I don't have any reason to believe there is any water damage behind the wall, we couldn't see any signs of mold or any musty smell in the basement. I will be removing it at some point to add additional outlets and probably conduit for network, telephone and coax jacks to run back to a wiring closet. Working on this in the basement all depends on how much other sheetrock work I need/want to do at the same time. I have plans to remove a wall in the kitchen upstairs and part of another wall as well.


----------



## pyper (Jul 1, 2009)

theatretch85 said:


> I suspect its possible they had planned on wood paneling, but looking at the fact that there are shelves hung on the wall in this area and the drop ceiling is also installed over the OSB I suspect they fully intended to keep it like this.

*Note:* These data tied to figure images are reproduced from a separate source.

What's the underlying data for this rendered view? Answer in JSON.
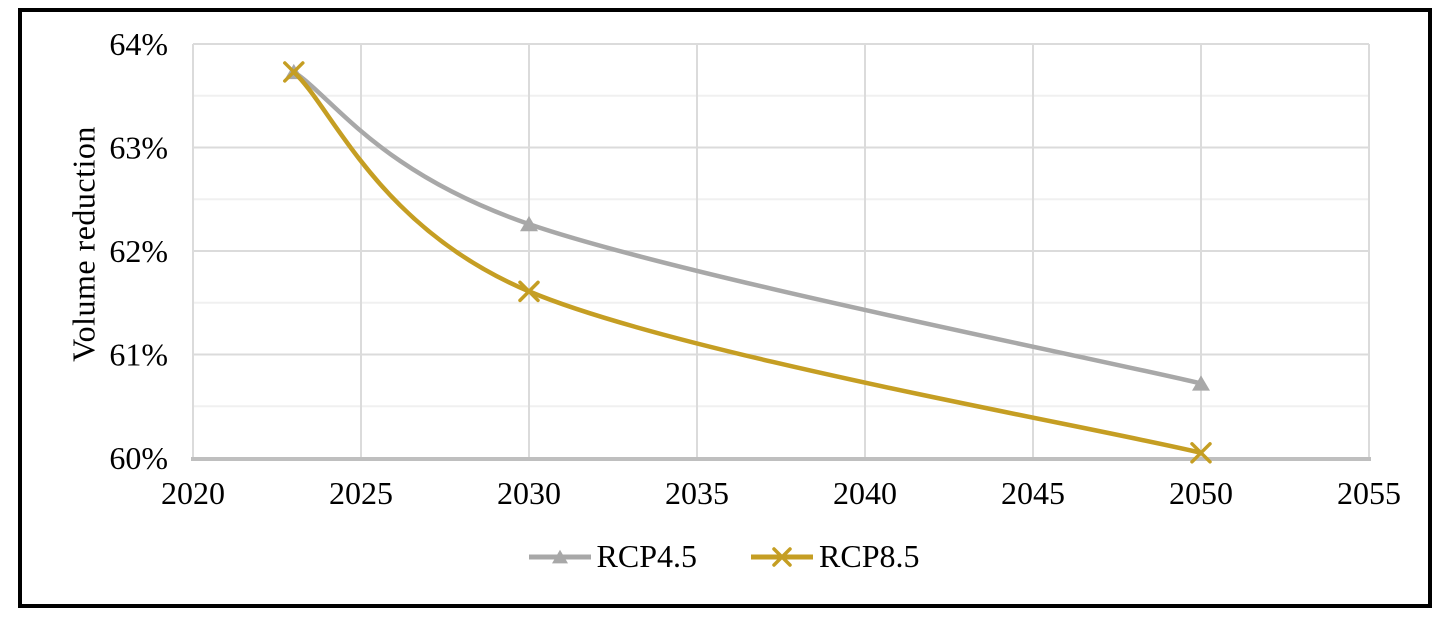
{
  "chart_data": {
    "type": "line",
    "title": "",
    "xlabel": "",
    "ylabel": "Volume reduction",
    "smoothed": true,
    "grid": true,
    "legend_position": "bottom",
    "xlim": [
      2020,
      2055
    ],
    "ylim": [
      60,
      64
    ],
    "y_minor_step": 0.5,
    "x_ticks": [
      {
        "label": "2020",
        "value": 2020
      },
      {
        "label": "2025",
        "value": 2025
      },
      {
        "label": "2030",
        "value": 2030
      },
      {
        "label": "2035",
        "value": 2035
      },
      {
        "label": "2040",
        "value": 2040
      },
      {
        "label": "2045",
        "value": 2045
      },
      {
        "label": "2050",
        "value": 2050
      },
      {
        "label": "2055",
        "value": 2055
      }
    ],
    "y_ticks": [
      {
        "label": "64%",
        "value": 64
      },
      {
        "label": "63%",
        "value": 63
      },
      {
        "label": "62%",
        "value": 62
      },
      {
        "label": "61%",
        "value": 61
      },
      {
        "label": "60%",
        "value": 60
      }
    ],
    "x": [
      2023,
      2030,
      2050
    ],
    "series": [
      {
        "name": "RCP4.5",
        "marker": "triangle",
        "color": "#A8A8A8",
        "values": [
          63.73,
          62.26,
          60.72
        ]
      },
      {
        "name": "RCP8.5",
        "marker": "x",
        "color": "#C59E23",
        "values": [
          63.73,
          61.61,
          60.05
        ]
      }
    ]
  },
  "colors": {
    "grid_major": "#DBDBDB",
    "grid_minor": "#F0F0F0",
    "axis_line": "#BFBFBF",
    "frame": "#000000",
    "background": "#FFFFFF"
  }
}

Things change -- maybe they had initially planned on putting up paneling and then life got in the way. I've had all sorts of temporary measures that I've ended up living with for years.

One contractor I talked to about a kitchen addition told us that their standard procedure for kitchens is to put up OSB and then put sheetrock over it. Makes it easier to hang the cabinets. I've never met anyone else who did it that way, but maybe he's who built it .

Also, if you leave the OSB under the sheetrock it will help with noise.


----------



## ddawg16 (Aug 15, 2011)

Remove the OSB....then sell it to one of the garage guys.....they love using that stuff on the walls......they have some much stuff on the walls that you can't see the uuuggllly stuff anyway....


----------